A. From Tom Kreuzer, a PCC Board member. Each version of Windows handles networking a little different and has many issues. That is part of the reason for versions of Windows Home and Windows Pro. The Windows Pro versions along with a proper network of servers can offer Network Admin and Security. Since most people do not have the Windows Pro versions, servers, and knowledgeable Network Admin to setup and maintain, I can not recommend anyone use the file sharing.

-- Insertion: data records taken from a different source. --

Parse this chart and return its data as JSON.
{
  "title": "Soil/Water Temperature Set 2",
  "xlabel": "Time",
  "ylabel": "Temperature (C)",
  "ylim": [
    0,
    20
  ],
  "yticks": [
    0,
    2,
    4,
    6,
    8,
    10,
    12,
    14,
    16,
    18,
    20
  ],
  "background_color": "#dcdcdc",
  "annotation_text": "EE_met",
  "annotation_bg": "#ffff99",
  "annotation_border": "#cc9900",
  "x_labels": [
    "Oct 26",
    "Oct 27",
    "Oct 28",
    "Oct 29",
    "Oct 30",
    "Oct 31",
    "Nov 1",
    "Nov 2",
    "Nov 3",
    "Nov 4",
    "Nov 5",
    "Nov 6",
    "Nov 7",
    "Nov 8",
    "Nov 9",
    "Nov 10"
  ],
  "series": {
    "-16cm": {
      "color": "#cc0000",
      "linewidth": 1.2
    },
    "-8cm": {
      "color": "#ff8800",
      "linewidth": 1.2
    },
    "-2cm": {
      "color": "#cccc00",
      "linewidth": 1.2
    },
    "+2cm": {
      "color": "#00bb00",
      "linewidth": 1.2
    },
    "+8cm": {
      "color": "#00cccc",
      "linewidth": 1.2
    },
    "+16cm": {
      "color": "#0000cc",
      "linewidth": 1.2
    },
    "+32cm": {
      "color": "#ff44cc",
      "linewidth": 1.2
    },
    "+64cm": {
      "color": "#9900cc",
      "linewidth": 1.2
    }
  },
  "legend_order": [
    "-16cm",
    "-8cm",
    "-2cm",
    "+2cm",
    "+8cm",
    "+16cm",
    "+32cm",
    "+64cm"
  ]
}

We have talked before that I personally do not recommend home sharing of drives/folders due to the lack of security. Because a home network does can not authenticate other machines and users, it can be hacked easily. I recommend using Internet Cloud sharing of files on sites like Google Drive, Google Photo, and Google Music which are all free. I am not sure how the Windows Home Network version works when you start Windows, but it sounds like you might be getting some sort of user credentials that lets you see the HomeGroup. Those credentials must expire over time and that is why you can sometimes re-logon and it works.

Sharing a printer on your home network is something that is easy to do when you follow the printer instructions and will not comprimise security. 

You talk about MS OneNote running on its own. MS OneNote is software that has the feature to synchronize the files and folders across multiple machines and devices. I has local copies, but syncs to all your other devices all the time. You can turn the sync off, but that defeats the entire purpose of OneNote for sharing and having access on everything. You can also uninstall it if you do not use it. OneNote is a great free software that I highly recommend because it works on every device.

   
Q. From a PCC Member - After the last PCC Meeting notice a member sent this - Thank you Tom for transferring meetings to Thursdays, but today is Ray Farm’s funeral, many years 3M’er.
   
A. From Tom Kreuzer, a PCC Board member.

The PCC Meeting dates and room are subject to whatever is available, so they are not always the 3rd Wed of the month. The Club can not reserve them a year in advanced like we did in the past. Our dates are whatever is left which can be Thursday, Friday, or anything.

Sorry to hear about Ray. He was a great guy who served on the PCC board for many years. He helped me grill for the PCC Picnic at Tarton. He will be missed.